The name Kodo comes from two Japanese characters for child and play, conveying its desire to play with the “heart of a child.” Kodo is also a homonym for heartbeat, the most primal of all rhythms. The company, a group of over 70 people, is comprised of both performers and staff and is based off of Sado Island, off the northwest coast of Japan. Members not only practice but often live on 13.2 hectares of land, named Kodo Village, a community training ground that includes facilities such as Kodo Apprentice Centre and the Old Rehearsal Hall. Older members live in the surrounding villages.  Many enter this semi-isolated community as apprentices hoping, after a few years of training, to be selected to join the performing aspect. In addition to the musical lessons, physical conditioning is an important part of Kodo’s training as strength is needed not only to play the drums but also loads, unloads and sets up the instruments including the o-daiko drum that require eight people to lift and set into place.  Despite its physical isolation and tradition, Kodo has an open -minded mission on “living, learning and creating” and are often leaders in fusion music, especially with it recent increase in smaller small group performances.

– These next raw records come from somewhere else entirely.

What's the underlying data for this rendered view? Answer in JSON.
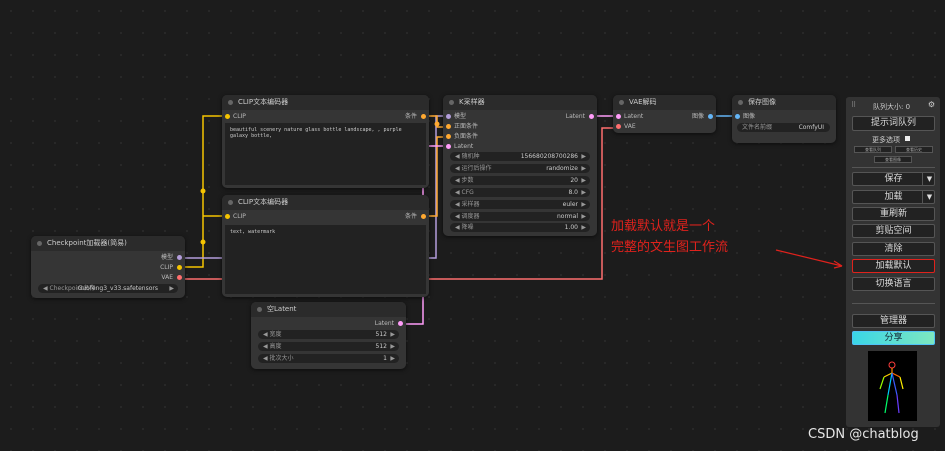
{
  "nodes": {
    "clip1": {
      "title": "CLIP文本编码器",
      "in_clip": "CLIP",
      "out_cond": "条件",
      "text": "beautiful scenery nature glass bottle landscape, , purple galaxy bottle,"
    },
    "clip2": {
      "title": "CLIP文本编码器",
      "in_clip": "CLIP",
      "out_cond": "条件",
      "text": "text, watermark"
    },
    "checkpoint": {
      "title": "Checkpoint加载器(简易)",
      "out_model": "模型",
      "out_clip": "CLIP",
      "out_vae": "VAE",
      "ckpt_label": "Checkpoint名称",
      "ckpt_value": "Guofeng3_v33.safetensors"
    },
    "latent": {
      "title": "空Latent",
      "out_latent": "Latent",
      "widgets": [
        {
          "label": "宽度",
          "value": "512"
        },
        {
          "label": "高度",
          "value": "512"
        },
        {
          "label": "批次大小",
          "value": "1"
        }
      ]
    },
    "ksampler": {
      "title": "K采样器",
      "in_model": "模型",
      "in_pos": "正面条件",
      "in_neg": "负面条件",
      "in_latent": "Latent",
      "out_latent": "Latent",
      "widgets": [
        {
          "label": "随机种",
          "value": "156680208700286"
        },
        {
          "label": "运行后操作",
          "value": "randomize"
        },
        {
          "label": "步数",
          "value": "20"
        },
        {
          "label": "CFG",
          "value": "8.0"
        },
        {
          "label": "采样器",
          "value": "euler"
        },
        {
          "label": "调度器",
          "value": "normal"
        },
        {
          "label": "降噪",
          "value": "1.00"
        }
      ]
    },
    "vaedecode": {
      "title": "VAE解码",
      "in_latent": "Latent",
      "in_vae": "VAE",
      "out_image": "图像"
    },
    "save": {
      "title": "保存图像",
      "in_image": "图像",
      "prefix_label": "文件名前缀",
      "prefix_value": "ComfyUI"
    }
  },
  "panel": {
    "queue_size": "队列大小: 0",
    "queue_prompt": "提示词队列",
    "extra_options": "更多选项",
    "small_btns": [
      "查看队列",
      "查看历史",
      "查看图像"
    ],
    "save": "保存",
    "load": "加载",
    "refresh": "重刷新",
    "clipspace": "剪贴空间",
    "clear": "清除",
    "load_default": "加载默认",
    "switch_lang": "切换语言",
    "manager": "管理器",
    "share": "分享"
  },
  "annotation": {
    "line1": "加载默认就是一个",
    "line2": "完整的文生图工作流"
  },
  "watermark": "CSDN @chatblog",
  "colors": {
    "clip_wire": "#f5c400",
    "model_wire": "#b39ddb",
    "vae_wire": "#ff6e6e",
    "latent_wire": "#ff9cf9",
    "cond_wire": "#ffa931",
    "image_wire": "#64b5f6",
    "annotation": "#e0221c",
    "share_btn": "#4fc3f7"
  }
}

Kodo has given more than 3,500 performances on all five continents, touring up to eight months a year and is recognized as the leading voice on the taiko style.  In 2011, Kodo released an album titled Akatsuki.  This 11-track disk was recorded at Kodo Village and includes new compositions as well as never-before-recorded stage pieces.  Kodo is also heavily involved with “Earth Celebration” an annual music festival produce with Sado City.  This festival, the longest in Japans history, has just celebrated its 25th anniversary, and has been hailed as “Japan’s leading music event” (New York Times). Kodo was last seen here at Cal Performances in 2011. For more information about Kodo, go to kodo.or.jp/news/index_en.html


 Tickets for the Kodo on February 3rd at 7:00 p.m. in Zellerbach Hall range from $22.00 – $58.00 and are subject to change. Tickets are available through the Ticket Office at Zellerbach Hall; at (510) 642-9988; at www.calperformances.org; and at the door.  Half-price tickets are available for UC Berkeley students. UC faculty and staff, senior citizens, other students and UC Alumni Association members receive a $5.00 discount (Special Events excluded). For select performances, Cal Performances offers UCB student, faculty and staff, senior, and community rush tickets.  For more information about discounts, go to http://calperformances.org/buy/discounts.php or call (510) 642-9988.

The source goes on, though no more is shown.